I’m part of the leading edge of the homeschool movement, that first wave of kids who started being homeschooled in the early 1980s. There was no Teen Pact, no Generation Joshua, and I was a seasoned political activist by 1994 when HSLDA’s H.R. 6 fight taught the homeschool movement the political power they could wield. I didn’t get into politics because of homeschool leaders trying to build foot soldiers for a religious right takeover of American politics, I got into it because it’s interested me since I was the seven year old who stayed up past her bedtime to watch the national conventions.

At the same time though, my childhood coincided with the growing influence of the religious right, and that’s not something that can be discounted. The year I was born, the newly-founded Moral Majority helped usher in the Reagan Revolution of 1980. Over the course of my childhood, Christianity in America became increasingly synonymous with the Republican party, and by the time I got into high school there was definitely the expectation that good little homeschoolers should become the foot soldiers of the religious right.

We were told that we were standing up for justice, that the fight against abortion was marching in the footsteps of Martin Luther King Jr., and that we were on the side of all that was good and right. During my Operation Rescue days, I heard MLK and the Civil Rights movement invoked more times than I can count. At the Operation Rescue national event in Birmingham, they even took us kids to the Civil Rights Museum to reinforce that connection.

Unfortunately for the religious right, I learned that lesson a little too well. I didn’t know I was only supposed to pay lip service to MLK, I actually believed that we were supposed to be fighting for a country with more justice and equality.

That’s what started my journey from the conservative 12 year old making GOTV calls for George H.W. Bush to the politically liberal adult making those same GOTV calls for Barack Obama. See, when you’re telling an idealistic teenager that they’re fighting for justice and equality, they tend to start seeing the world through that framework. They just might realize that the party they’re supporting is actually fighting for policies that are antithetical to those values.
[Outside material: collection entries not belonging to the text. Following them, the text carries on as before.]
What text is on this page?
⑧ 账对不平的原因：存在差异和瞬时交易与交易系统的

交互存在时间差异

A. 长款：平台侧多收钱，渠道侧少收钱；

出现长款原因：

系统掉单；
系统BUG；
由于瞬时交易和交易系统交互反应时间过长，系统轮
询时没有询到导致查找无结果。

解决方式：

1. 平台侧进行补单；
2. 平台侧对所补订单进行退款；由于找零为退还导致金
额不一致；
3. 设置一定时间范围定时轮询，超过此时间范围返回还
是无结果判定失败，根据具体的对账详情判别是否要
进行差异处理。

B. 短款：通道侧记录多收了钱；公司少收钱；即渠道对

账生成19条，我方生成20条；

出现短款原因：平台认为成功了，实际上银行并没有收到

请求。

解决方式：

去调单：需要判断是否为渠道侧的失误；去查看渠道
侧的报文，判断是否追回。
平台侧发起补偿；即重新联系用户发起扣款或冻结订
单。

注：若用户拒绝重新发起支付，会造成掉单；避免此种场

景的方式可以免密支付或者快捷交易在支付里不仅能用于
The great irony of my childhood is that I’m liberal precisely because of what I was taught in my conservative childhood, and have the tools to fight for my beliefs today because of what I learned from my political involvement as a kid. See, when you teach a kid that the idea of the American experiment is to work for a more perfect union, one that’s more fair, just, and equal, while at the same time teaching them to question authority, they just might believe you.